Titolo della tesi: Paesaggi della protesta. Mappe e fenomenografie di atmosfere collettive
Nonostante l’ovvietà secondo cui ogni azione ha necessariamente luogo da qualche parte, lo spazio è rimasto a lungo un aspetto poco indagato nelle analisi sulle mobilitazioni collettive.
Negli studi urbani, infatti, solo a partire dagli anni 2000 comincia a diffondersi una sensibilità sul tema della dimensione spaziale delle proteste. Nessuno studio, però, indaga direttamente il fenomeno a partire dalla prospettiva delle atmosfere, intese come “quasi-cose” che abitano una determinata situazione spaziale (Böhme, 1993; Schmitz, 2011; Griffero, 2013).
Anche la disciplina del paesaggio, da qualche anno, considera le atmosfere come traiettoria teorica di riferimento. Tale concetto infatti “nomade” migra, circola, traduce – e tradisce – le sue origini filosofiche, sulla base di volta in volta, di ulteriori fecondi intrecci disciplinari.

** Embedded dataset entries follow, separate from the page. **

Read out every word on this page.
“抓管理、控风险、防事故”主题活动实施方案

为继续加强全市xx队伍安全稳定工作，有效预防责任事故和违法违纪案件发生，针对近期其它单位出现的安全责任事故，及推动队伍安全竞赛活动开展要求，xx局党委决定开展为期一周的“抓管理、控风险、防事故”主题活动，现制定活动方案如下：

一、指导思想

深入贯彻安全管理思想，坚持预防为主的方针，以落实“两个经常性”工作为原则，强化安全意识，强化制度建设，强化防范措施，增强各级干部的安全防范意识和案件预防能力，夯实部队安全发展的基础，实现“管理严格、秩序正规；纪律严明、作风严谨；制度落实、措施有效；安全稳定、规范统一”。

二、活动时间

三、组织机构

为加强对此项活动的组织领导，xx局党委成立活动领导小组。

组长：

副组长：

A tal proposito, la prospettiva delle atmosfere affettive (Anderson, 2009) e delle atmosfere urbane (Gandy, 2017) precisa il concetto attraverso un accento culturale e politico, considerando le atmosfere come fenomeni corporei condivisi. Se alcuni autori parlano di atmosfere collettive (Runkel, 2018; Trigg, 2020) altri di ambiances politici (Masson, Thomas 2020), anche questo studio, lavorando in continuità con questi, si prefigge di coniugare la questione di una aistetica come teoria della conoscenza sensibile con i processi sociali e le dinamiche di potere che animano lo spazio.

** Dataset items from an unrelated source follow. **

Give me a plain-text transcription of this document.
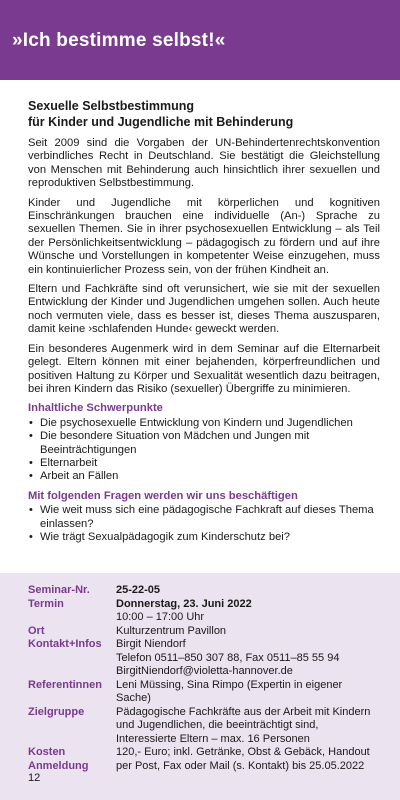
»Ich bestimme selbst!«
Sexuelle Selbstbestimmung
für Kinder und Jugendliche mit Behinderung

Seit 2009 sind die Vorgaben der UN-Behindertenrechtskonvention verbindliches Recht in Deutschland. Sie bestätigt die Gleichstellung von Menschen mit Behinderung auch hinsichtlich ihrer sexuellen und reproduktiven Selbstbestimmung.

Kinder und Jugendliche mit körperlichen und kognitiven Einschränkungen brauchen eine individuelle (An-) Sprache zu sexuellen Themen. Sie in ihrer psychosexuellen Entwicklung – als Teil der Persönlichkeitsentwicklung – pädagogisch zu fördern und auf ihre Wünsche und Vorstellungen in kompetenter Weise einzugehen, muss ein kontinuierlicher Prozess sein, von der frühen Kindheit an.

Eltern und Fachkräfte sind oft verunsichert, wie sie mit der sexuellen Entwicklung der Kinder und Jugendlichen umgehen sollen. Auch heute noch vermuten viele, dass es besser ist, dieses Thema auszusparen, damit keine ›schlafenden Hunde‹ geweckt werden.

Ein besonderes Augenmerk wird in dem Seminar auf die Elternarbeit gelegt. Eltern können mit einer bejahenden, körperfreundlichen und positiven Haltung zu Körper und Sexualität wesentlich dazu beitragen, bei ihren Kindern das Risiko (sexueller) Übergriffe zu minimieren.

Inhaltliche Schwerpunkte
• Die psychosexuelle Entwicklung von Kindern und Jugendlichen
• Die besondere Situation von Mädchen und Jungen mit Beeinträchtigungen
• Elternarbeit
• Arbeit an Fällen
Mit folgenden Fragen werden wir uns beschäftigen
• Wie weit muss sich eine pädagogische Fachkraft auf dieses Thema einlassen?
• Wie trägt Sexualpädagogik zum Kinderschutz bei?
Seminar-Nr.	25-22-05
Termin	Donnerstag, 23. Juni 2022
	10:00 – 17:00 Uhr
Ort	Kulturzentrum Pavillon
Kontakt+Infos	Birgit Niendorf
	Telefon 0511–850 307 88, Fax 0511–85 55 94
	BirgitNiendorf@violetta-hannover.de
Referentinnen	Leni Müssing, Sina Rimpo (Expertin in eigener Sache)
Zielgruppe	Pädagogische Fachkräfte aus der Arbeit mit Kindern und Jugendlichen, die beeinträchtigt sind, Interessierte Eltern – max. 16 Personen
Kosten	120,- Euro; inkl. Getränke, Obst & Gebäck, Handout
Anmeldung	per Post, Fax oder Mail (s. Kontakt) bis 25.05.2022
12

Così come l’atmosfera è un concetto vago, anche il paesaggio, infatti, pur godendo di una certa diffusione, non conosce univocità in termini di definizione. Definiamo “paesaggi della protesta” quella condizione alterata ed eccitata di paesaggio, attraverso cui emergerebbe in modo più nitido lo spessore sempre atmosferico di questo.
Questi rappresentano infatti da un lato un’occasione di indagine rispetto alle teorie sul paesaggio, dall’altro uno spazio di sperimentazione in termini di nuovi codici – mappe e fenomenografie – in grado di descrivere la complessità, sociale e atmosferica, del reale.
La folla – con riferimento alla fenomenologia di Elias Canetti – e la capanna in senso lato – con riferimento alla modalità di presidiare il territorio dei “nuovi Walden” attivisti ambientalisti – individuano due forme della contemporaneità del paesaggio della protesta, declinate secondo un minimo comun denominatore: la dimensione affettiva. Se la prima rappresenta un vettore di affetti, attraverso il fenomeno della “trasmissione” e della “risonanza” (Brennan, 2004; Rosa, 2020), la seconda identifica il campo di protesta come “infrastruttura affettiva” (Näre, Jokela, 2023), attraverso ripetizioni di rituali e pratiche condivise. In tal senso, anche i due casi di studio – il movimento anti-ELAB di Hong Kong 2019-2020 e la ZAD di Notre-Dame-des-Landes – documentano i paesaggi della protesta come cifra del nostro tempo. Non necessariamente a confronto, ma come estratti di particolari manifestazioni di un più ampio insieme, entrambe queste condizioni di protesta, attraverso uno sguardo fenome¬nologico, intendono fotografare trame invisibili e inafferrabili, le une nascoste nei boschi negli interstizi del capitalismo, le altre velocissime, in grado di sfuggire anche ai super-panottici dei sistemi tecnologici più avanzati.
Tale studio identifica un tentativo di indagare lo spazio vissuto di alcuni paesaggi della protesta, attraverso la costruzione di una metodologia di indagine che tenta di ibridare mappe e fenomenografie. In termini più generali, si posiziona in un intermezzo disciplinare che tiene insieme l’istanza estetica e sociale del paesaggio, suggerendo secondo una certa “chiamata” del nostro tempo, alcuni accenti su questioni centrali della contemporaneità, fra cui si menzionano i termini “precarietà” e “atmosfera”.